No allergen awareness was demonstrated by staff. Food allergies affect 32 million Americans and are responsible for roughly 30,000 emergency room visits each year. A kitchen where staff cannot identify or communicate allergen risks is a direct exposure pathway for customers with life-threatening sensitivities.
The four intermediate violations rounded out the picture: single-use items being reused, wiping cloths handled improperly, inadequate ventilation and lighting, and equipment in poor repair. Cracked or corroded equipment harbors bacteria in places that cannot be effectively cleaned.
What These Violations Mean
The food sourcing violation is the one that extends risk beyond the kitchen. When food arrives from an unapproved or unknown source, it has bypassed USDA and FDA inspection entirely. If a customer gets sick, there is no supply chain to trace, no lot number to pull, no distributor to contact. The investigation stops before it starts.
The parasite destruction failure compounds that risk. Florida's seafood-heavy cuisine means fish is a staple at Chinese restaurants. Anisakis, a parasitic roundworm found in raw or undercooked fish, causes severe abdominal pain and can require surgical removal. Trichinella in undercooked pork produces fever, muscle pain, and in serious cases, cardiac and neurological complications. Proper freezing and cooking kill both. Skipping those procedures does not.
The dual chemical violations at New China are not a paperwork problem.

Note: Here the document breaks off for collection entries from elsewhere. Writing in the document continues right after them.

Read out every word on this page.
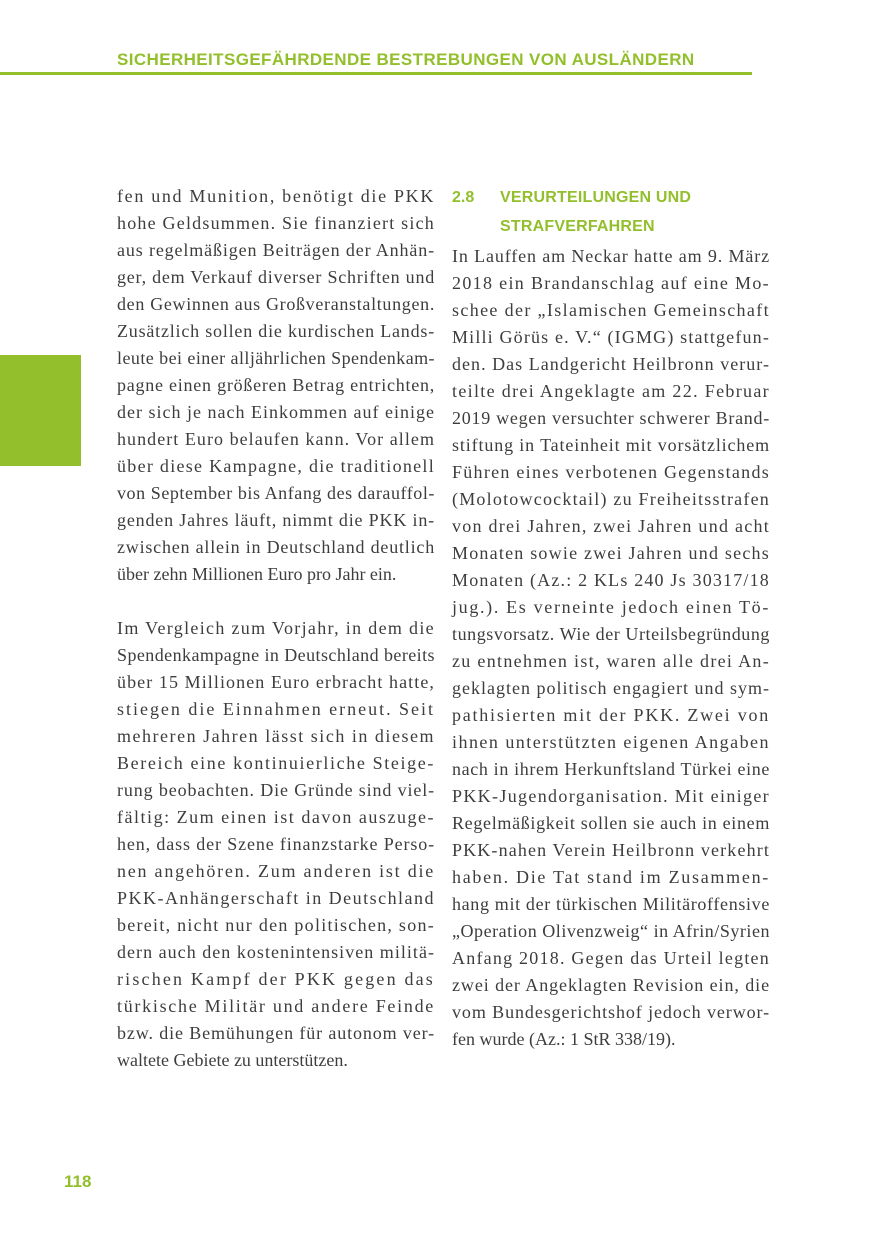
SICHERHEITSGEFÄHRDENDE BESTREBUNGEN VON AUSLÄNDERN
fen und Munition, benötigt die PKK
hohe Geldsummen. Sie finanziert sich
aus regelmäßigen Beiträgen der Anhän-
ger, dem Verkauf diverser Schriften und
den Gewinnen aus Großveranstaltungen.
Zusätzlich sollen die kurdischen Lands-
leute bei einer alljährlichen Spendenkam-
pagne einen größeren Betrag entrichten,
der sich je nach Einkommen auf einige
hundert Euro belaufen kann. Vor allem
über diese Kampagne, die traditionell
von September bis Anfang des darauffol-
genden Jahres läuft, nimmt die PKK in-
zwischen allein in Deutschland deutlich
über zehn Millionen Euro pro Jahr ein.
Im Vergleich zum Vorjahr, in dem die
Spendenkampagne in Deutschland bereits
über 15 Millionen Euro erbracht hatte,
stiegen die Einnahmen erneut. Seit
mehreren Jahren lässt sich in diesem
Bereich eine kontinuierliche Steige-
rung beobachten. Die Gründe sind viel-
fältig: Zum einen ist davon auszuge-
hen, dass der Szene finanzstarke Perso-
nen angehören. Zum anderen ist die
PKK-Anhängerschaft in Deutschland
bereit, nicht nur den politischen, son-
dern auch den kostenintensiven militä-
rischen Kampf der PKK gegen das
türkische Militär und andere Feinde
bzw. die Bemühungen für autonom ver-
waltete Gebiete zu unterstützen.
2.8	VERURTEILUNGEN UND
STRAFVERFAHREN
In Lauffen am Neckar hatte am 9. März
2018 ein Brandanschlag auf eine Mo-
schee der „Islamischen Gemeinschaft
Milli Görüs e. V.“ (IGMG) stattgefun-
den. Das Landgericht Heilbronn verur-
teilte drei Angeklagte am 22. Februar
2019 wegen versuchter schwerer Brand-
stiftung in Tateinheit mit vorsätzlichem
Führen eines verbotenen Gegenstands
(Molotowcocktail) zu Freiheitsstrafen
von drei Jahren, zwei Jahren und acht
Monaten sowie zwei Jahren und sechs
Monaten (Az.: 2 KLs 240 Js 30317/18
jug.). Es verneinte jedoch einen Tö-
tungsvorsatz. Wie der Urteilsbegründung
zu entnehmen ist, waren alle drei An-
geklagten politisch engagiert und sym-
pathisierten mit der PKK. Zwei von
ihnen unterstützten eigenen Angaben
nach in ihrem Herkunftsland Türkei eine
PKK-Jugendorganisation. Mit einiger
Regelmäßigkeit sollen sie auch in einem
PKK-nahen Verein Heilbronn verkehrt
haben. Die Tat stand im Zusammen-
hang mit der türkischen Militäroffensive
„Operation Olivenzweig“ in Afrin/Syrien
Anfang 2018. Gegen das Urteil legten
zwei der Angeklagten Revision ein, die
vom Bundesgerichtshof jedoch verwor-
fen wurde (Az.: 1 StR 338/19).
118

Chemicals stored near or above food, or in unlabeled containers, can contaminate ingredients directly. Mislabeled containers are a poisoning risk for staff and customers alike. Two separate citations for chemical handling on the same inspection visit suggests the issue was not isolated to one area of the kitchen.
Staff demonstrating no allergen awareness means customers who disclosed a peanut, shellfish, or soy allergy had no reliable protection on June 11. That is not a speculative risk. It is a documented gap between what a customer was told and what the kitchen could actually deliver.
The Longer Record
New China has 32 inspections on record and 395 total violations accumulated over that history. That is not a restaurant encountering its first difficult inspection. That is a restaurant with a documented, years-long pattern.
The most recent prior inspection, in October 2025, produced 8 high-severity violations and 4 intermediate ones. The inspection before that, in September 2025, found 4 high and 1 intermediate. Go back to August 2023 and inspectors documented 10 high-severity violations in a single visit. The same count, 10 high-severity violations, appeared again in November 2022, and 9 high-severity violations were recorded in July 2022.
The June 2026 inspection is not an outlier. It fits squarely into a pattern that has persisted across multiple years and multiple inspection cycles, with high-severity violation counts ranging from 4 to 10 in nearly every visit on record.
New China has never been emergency-closed. Not once across 32 inspections and 395 violations.
The Longer Record on Closures
State inspectors have the authority to order an emergency closure when violations present an immediate public health risk. The threshold for closure is not simply a high violation count. It involves a judgment about whether conditions at the time of inspection constitute an imminent hazard.
Seven high-severity violations on June 11, including food from an unverifiable source, parasites not destroyed, food contact surfaces not sanitized, and no allergen awareness among staff, did not meet that threshold at New China.
The restaurant on West New Haven Avenue remained open that day. It was open the day after. Customers who walked in for lunch or dinner after the inspection had no way of knowing what inspectors had found that morning.
That is where the public record ends.